Maya Angelou took the simple idea of writing whatever comes to mind to the next level. “I may write for two weeks ‘the cat sat on the mat, that is that, not a rat.’ And it might be just the most boring and awful stuff,” she said. “But I try. When I’m writing, I write. And then it’s as if the muse is convinced that I’m serious and says, ‘Okay. Okay. I’ll come.’”

It’s hard to imagine the same person who wrote I Know Why the Caged Bird Sings started out with the idea that a mat is not a rat, but every writer needs to find a way to tease out the good stuff, even if the first draft is more Dr. Seuss than Dostoyevsky.

George Plimpton and love letters

While we love Maya Angelou’s suggestion, it’s difficult to pen four pages of nursery rhymes with an editor breathing down your neck. That’s why George Plimpton heeded the advice John Steinbeck once gave him at a party.

Steinbeck told Plimpton to “pretend that you’re writing not to your editor or to an audience or to a readership, but to someone close, like your sister, or your mother, or someone that you like.” That advice didn’t seem too peculiar until Plimpton put it into practice.

At the time, Plimpton was head over heels for the actress Jean Seberg. His article, which had nothing to do with Seberg, ended up beginning with “Dear Jean…” and Harper’s Magazine published the piece, much to Plimpton’s surprise.

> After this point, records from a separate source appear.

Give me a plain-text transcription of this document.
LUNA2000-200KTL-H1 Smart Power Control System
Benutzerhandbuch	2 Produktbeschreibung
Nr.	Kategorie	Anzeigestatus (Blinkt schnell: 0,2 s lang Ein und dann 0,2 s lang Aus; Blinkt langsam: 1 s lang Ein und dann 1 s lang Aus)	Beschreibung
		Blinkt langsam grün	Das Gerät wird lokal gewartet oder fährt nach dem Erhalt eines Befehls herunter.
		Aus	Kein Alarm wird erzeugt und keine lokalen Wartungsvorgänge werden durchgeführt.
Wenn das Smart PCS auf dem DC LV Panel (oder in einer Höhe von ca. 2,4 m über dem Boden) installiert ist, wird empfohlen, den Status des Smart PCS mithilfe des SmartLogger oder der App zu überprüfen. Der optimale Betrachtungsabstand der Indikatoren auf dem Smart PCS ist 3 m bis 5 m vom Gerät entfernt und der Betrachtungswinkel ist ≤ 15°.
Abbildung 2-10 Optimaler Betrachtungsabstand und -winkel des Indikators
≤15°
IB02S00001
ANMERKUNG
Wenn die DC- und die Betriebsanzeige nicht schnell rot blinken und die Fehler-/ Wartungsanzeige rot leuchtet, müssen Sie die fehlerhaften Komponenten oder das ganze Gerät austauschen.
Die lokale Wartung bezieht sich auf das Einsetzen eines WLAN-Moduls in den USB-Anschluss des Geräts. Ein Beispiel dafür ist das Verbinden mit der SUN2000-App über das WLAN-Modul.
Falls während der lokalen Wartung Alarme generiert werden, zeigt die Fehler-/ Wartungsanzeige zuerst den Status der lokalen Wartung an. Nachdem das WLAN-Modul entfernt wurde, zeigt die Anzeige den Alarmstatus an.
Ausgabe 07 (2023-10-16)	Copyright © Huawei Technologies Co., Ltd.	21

You may not want to turn every piece of your prose into a love letter, but directing your words to someone you care about will help you write more freely and honestly. And maybe get you into Harper’s. Maybe.

Laurence Sterne and 1760s swag

If wearing exercise clothing can subconsciously inspire you to hit the gym, why can’t your finest attire inspire literary greatness?

When Laurence Sterne was hit with the block in the 18th century, he quickly shaved off his beard, changed his shirt and coat, sent for a “better wig,” put on his topaz ring, and dressed “after his best fashion.”

So, dress for success. Or something like that.

Jonathan Franzen and sensory deprivation

To tune out noisy distractions, most people turn off the TV; Jonathan Franzen sound-proofs his brain. He actually wears noise-canceling headphones over earplugs and listens to pink noise while he writes. And if you thought that was a little much, he also disables games on his computer and seals the ethernet port. When working on The Corrections, he even wrote blindfolded.

These tactics are extreme, but if it meant selling millions of novels, most writers wouldn’t just work blindfolded, they’d probably trade away their eyesight altogether.

Roald Dahl and cocooning

When writing children’s classics The BFG and Matilda, Roald Dahl brought out his inner child. He would climb into a cozy sleeping bag before penning his masterpieces. And then, as Dahl’s biographer described, the routine turned oddly technical: “He steps into a sleeping bag, pulls it up to his waist and settles himself in a faded wing-backed armchair. His feet he rests on a battered traveling case full of logs. This is roped to the legs of the armchair so it’s always at a perfect distance.”

So whether you want to change a wig or live in a sleeping bag, just know great writers seem to have their own weird ways that help get creative juices flowing. You may be shaking your head now (since you don’t have to worry about your wig falling off), but if one of these methods becomes the key to your editorial success, you can always thank us later.